Google arama motoruna; "Makam aracında yüklü miktarda uyuşturucu maddeyle yakalanan Milletvekili kim?" yazdığınızda TBMM çatısı altında birisi çıkıyorsa iktidardan nasıl mücadele bekleyebiliriz?... Şimdi kutsal olan bu devlet ve uyuşturucu baronlarının satın aldığı, bu yüzden de gözlerini kapatmış kamu görevlileri miydi?... Sorunlar yıllardır bilindiği halde görmezden gelindi. Uyuşturucu ile mücadele, operasyon fotoğraflarıyla yapılmaz. Bir devletin görevi gençleri korumak ve aileleri ayakta tutmaktır.
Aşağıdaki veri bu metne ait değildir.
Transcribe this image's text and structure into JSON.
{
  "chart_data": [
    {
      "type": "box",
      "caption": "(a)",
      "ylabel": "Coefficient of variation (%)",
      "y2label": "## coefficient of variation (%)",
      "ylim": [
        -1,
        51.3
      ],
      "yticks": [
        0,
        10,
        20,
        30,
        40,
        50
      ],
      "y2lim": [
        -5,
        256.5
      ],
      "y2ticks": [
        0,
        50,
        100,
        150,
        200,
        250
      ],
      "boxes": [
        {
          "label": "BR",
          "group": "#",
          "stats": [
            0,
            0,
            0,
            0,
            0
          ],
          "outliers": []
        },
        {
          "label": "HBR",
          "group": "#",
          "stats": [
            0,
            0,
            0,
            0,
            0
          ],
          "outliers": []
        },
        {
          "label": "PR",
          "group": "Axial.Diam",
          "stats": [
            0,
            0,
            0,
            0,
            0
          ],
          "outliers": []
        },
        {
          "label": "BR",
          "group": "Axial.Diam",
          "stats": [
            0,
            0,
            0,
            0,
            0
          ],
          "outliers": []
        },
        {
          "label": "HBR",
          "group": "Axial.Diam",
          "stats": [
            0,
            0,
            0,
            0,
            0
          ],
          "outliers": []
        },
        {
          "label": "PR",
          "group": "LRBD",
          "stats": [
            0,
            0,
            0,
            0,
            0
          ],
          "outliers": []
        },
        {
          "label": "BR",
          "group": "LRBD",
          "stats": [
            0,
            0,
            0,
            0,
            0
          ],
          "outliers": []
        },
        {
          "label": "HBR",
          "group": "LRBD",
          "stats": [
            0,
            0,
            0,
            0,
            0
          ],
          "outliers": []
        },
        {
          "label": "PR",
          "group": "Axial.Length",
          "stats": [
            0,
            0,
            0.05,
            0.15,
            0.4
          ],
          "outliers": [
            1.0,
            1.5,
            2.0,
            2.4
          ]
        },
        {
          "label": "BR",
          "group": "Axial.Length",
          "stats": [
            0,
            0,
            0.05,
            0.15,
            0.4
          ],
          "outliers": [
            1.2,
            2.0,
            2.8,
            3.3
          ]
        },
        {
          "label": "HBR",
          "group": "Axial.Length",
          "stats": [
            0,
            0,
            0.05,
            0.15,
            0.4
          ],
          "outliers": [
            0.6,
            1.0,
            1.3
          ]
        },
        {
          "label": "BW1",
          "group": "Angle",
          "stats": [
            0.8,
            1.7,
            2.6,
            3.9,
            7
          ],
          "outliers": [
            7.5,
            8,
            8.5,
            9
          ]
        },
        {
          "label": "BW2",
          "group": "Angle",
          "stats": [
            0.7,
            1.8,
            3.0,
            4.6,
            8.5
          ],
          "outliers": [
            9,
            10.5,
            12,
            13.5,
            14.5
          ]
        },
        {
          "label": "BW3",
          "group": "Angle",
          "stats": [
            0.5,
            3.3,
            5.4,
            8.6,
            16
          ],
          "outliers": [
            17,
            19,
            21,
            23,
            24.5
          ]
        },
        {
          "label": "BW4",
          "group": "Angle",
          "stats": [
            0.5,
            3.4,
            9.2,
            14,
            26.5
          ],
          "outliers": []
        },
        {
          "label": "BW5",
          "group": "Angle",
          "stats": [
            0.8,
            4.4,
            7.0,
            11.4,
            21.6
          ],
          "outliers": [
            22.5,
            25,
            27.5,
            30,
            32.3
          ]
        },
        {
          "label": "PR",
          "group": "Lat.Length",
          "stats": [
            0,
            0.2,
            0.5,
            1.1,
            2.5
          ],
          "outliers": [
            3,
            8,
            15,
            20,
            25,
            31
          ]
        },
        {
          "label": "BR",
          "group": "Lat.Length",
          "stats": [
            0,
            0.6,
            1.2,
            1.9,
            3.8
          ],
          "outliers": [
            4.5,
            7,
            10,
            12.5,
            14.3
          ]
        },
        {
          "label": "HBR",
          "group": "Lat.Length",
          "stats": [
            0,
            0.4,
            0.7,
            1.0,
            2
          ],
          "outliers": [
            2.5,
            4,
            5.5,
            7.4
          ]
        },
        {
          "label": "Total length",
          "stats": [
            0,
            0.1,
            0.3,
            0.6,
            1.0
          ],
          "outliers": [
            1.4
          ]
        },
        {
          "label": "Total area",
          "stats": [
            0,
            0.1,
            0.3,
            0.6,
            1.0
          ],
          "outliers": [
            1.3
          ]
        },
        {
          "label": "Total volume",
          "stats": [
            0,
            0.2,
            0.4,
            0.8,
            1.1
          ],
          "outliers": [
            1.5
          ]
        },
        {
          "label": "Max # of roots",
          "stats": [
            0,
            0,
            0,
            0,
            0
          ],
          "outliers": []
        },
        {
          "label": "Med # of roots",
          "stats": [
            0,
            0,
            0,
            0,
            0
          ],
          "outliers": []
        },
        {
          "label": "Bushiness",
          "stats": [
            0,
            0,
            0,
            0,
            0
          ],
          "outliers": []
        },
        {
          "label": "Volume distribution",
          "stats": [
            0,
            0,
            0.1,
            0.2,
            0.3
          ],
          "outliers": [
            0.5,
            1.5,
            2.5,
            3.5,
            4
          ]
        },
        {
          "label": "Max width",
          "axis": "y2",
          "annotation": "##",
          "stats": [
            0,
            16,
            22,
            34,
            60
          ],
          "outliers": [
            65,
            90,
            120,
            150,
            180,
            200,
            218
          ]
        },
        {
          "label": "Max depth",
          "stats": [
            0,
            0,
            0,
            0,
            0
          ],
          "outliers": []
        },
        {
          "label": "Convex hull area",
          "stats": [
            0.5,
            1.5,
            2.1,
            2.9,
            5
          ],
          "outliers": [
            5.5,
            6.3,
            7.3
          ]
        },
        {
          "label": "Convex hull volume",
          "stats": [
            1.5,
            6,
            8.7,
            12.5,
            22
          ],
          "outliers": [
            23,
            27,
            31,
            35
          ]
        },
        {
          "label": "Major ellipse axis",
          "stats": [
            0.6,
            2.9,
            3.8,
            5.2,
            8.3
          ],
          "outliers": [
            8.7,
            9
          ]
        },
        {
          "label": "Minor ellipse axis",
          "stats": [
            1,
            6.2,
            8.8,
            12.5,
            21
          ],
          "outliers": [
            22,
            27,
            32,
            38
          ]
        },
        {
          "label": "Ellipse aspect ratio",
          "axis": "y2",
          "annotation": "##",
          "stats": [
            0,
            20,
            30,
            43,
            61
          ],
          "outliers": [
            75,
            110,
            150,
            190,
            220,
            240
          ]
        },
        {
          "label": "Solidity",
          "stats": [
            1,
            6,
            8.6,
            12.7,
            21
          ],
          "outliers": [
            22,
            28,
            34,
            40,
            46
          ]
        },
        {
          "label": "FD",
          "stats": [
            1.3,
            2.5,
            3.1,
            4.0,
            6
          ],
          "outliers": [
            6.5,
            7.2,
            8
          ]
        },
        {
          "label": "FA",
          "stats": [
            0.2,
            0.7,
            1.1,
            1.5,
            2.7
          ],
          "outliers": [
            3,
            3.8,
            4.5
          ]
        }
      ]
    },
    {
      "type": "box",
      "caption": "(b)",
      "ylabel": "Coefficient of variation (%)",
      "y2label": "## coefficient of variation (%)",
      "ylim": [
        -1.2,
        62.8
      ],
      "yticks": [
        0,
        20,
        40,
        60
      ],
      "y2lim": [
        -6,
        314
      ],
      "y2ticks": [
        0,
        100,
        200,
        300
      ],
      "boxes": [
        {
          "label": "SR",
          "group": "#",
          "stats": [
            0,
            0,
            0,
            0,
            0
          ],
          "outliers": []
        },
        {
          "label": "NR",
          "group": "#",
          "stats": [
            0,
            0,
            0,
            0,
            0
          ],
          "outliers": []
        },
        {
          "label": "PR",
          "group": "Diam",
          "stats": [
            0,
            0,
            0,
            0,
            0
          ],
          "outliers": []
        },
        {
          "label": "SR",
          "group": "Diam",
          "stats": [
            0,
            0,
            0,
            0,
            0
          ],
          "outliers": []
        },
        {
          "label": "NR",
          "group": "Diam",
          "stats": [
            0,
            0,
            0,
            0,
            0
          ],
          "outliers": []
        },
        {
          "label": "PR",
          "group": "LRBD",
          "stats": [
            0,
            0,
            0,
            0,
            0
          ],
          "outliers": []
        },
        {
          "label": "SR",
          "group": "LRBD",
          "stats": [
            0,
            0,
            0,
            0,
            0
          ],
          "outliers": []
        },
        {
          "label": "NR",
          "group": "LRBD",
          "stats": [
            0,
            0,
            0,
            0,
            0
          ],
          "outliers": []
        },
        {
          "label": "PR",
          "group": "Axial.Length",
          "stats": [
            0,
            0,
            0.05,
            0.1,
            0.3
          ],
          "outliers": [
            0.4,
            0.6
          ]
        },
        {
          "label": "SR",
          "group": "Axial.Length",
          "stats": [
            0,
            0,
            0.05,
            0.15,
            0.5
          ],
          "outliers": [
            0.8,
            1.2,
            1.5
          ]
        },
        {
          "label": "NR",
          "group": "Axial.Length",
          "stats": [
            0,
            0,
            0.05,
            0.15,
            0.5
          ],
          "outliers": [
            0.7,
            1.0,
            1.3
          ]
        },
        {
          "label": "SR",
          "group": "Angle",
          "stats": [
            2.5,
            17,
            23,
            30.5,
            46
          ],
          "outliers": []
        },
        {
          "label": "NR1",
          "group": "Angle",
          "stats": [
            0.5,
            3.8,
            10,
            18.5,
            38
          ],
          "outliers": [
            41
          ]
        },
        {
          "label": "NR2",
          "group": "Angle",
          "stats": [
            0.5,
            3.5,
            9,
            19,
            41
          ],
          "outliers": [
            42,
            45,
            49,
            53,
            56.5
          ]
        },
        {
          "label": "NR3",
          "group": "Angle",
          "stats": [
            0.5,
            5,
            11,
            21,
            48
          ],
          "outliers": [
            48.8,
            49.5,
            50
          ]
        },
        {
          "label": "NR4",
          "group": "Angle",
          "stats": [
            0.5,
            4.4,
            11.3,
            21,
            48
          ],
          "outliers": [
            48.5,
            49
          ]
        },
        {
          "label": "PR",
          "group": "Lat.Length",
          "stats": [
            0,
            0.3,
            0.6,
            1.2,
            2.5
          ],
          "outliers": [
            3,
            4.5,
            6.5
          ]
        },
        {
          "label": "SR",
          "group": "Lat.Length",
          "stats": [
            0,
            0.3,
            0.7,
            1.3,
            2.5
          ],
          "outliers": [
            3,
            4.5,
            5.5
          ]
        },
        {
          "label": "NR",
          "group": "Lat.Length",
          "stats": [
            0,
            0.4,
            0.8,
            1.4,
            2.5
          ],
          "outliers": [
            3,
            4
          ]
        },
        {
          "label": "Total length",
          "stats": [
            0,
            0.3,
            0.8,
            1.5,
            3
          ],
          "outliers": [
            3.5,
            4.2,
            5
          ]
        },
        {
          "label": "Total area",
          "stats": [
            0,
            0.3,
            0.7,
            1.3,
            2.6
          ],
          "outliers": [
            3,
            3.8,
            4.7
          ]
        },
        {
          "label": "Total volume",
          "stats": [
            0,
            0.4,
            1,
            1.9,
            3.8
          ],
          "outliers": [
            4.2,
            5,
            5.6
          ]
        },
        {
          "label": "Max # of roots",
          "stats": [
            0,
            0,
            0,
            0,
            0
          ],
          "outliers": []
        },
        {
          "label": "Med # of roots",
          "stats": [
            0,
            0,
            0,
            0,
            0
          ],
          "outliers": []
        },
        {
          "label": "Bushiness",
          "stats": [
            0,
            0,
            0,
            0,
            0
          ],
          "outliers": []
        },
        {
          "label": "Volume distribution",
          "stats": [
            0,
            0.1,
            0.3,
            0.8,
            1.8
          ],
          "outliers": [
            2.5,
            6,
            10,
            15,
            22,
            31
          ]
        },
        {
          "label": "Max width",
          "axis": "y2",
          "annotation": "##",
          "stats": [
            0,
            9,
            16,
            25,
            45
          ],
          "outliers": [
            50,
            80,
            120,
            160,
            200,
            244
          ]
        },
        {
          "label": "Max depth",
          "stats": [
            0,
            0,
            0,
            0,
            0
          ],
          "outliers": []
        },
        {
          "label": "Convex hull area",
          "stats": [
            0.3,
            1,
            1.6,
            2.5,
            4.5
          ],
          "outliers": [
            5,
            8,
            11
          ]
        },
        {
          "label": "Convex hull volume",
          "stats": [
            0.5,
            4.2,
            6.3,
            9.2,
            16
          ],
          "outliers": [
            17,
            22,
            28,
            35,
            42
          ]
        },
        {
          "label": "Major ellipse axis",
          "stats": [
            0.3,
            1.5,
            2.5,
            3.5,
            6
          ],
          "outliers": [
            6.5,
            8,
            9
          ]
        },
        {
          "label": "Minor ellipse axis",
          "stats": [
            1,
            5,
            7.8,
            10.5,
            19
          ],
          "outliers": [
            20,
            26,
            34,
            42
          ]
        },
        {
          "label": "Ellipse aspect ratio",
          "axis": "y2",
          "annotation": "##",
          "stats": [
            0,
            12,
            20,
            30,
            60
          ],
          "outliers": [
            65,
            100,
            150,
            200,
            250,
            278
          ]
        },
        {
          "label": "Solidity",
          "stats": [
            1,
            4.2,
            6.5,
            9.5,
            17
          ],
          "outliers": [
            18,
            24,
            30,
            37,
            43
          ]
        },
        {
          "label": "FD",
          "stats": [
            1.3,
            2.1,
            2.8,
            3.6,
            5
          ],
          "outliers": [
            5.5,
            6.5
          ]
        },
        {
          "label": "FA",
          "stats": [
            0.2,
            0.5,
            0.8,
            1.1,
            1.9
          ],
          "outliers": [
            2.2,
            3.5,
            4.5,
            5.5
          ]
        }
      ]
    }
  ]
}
Uyuşturucu gençliği, gençlik bir milleti yok ediyor. Suç(!) İşleri Bakanı'nın kendi döneminde yaptığı ve Cumhuriyet tarihinin en büyük uyuşturucu operasyonu dediği Bataklık Operasyonu'nda tutuklanan 73 sanıktan 72'si beraat etmiştir. Uyuşturucu baronları korunurken bağımlı çocuklar yalnız bırakılıyor... İktidarın gösterdiği başarı tablosu vicdanlarımızı değil, yalnızca ekranları tatmin ediyor. Eğer gerçekten mücadele edilmek isteniyorsa; bu işin rantıyla, siyasetinden bürokrasisine ve her alanda kara parayla satın alınmış kişilerle de edilmelidir. Ama maalesef bu irade bugüne kadar ne yazık ki gösterilmemiştir. Bugün burada tüm siyasi partilere çağrımızdır: "Gençliğimizi ve geleceğimizi feda etmeyin... Anneleri çocukları ve kadınları yalnız bırakmayın... Susanlarda görmezden gelenlerde bu suça ortaktır... Bu yaşam hakkını korumayan devlet görevini yerine getirmemiş demektir... Bizler işte tam da bu yüzden buradayız. Bir çocuğun daha kaybedilmesine tahammülümüz yoktur!" ifadelerini kullanarak sözlerini sonlandırdı.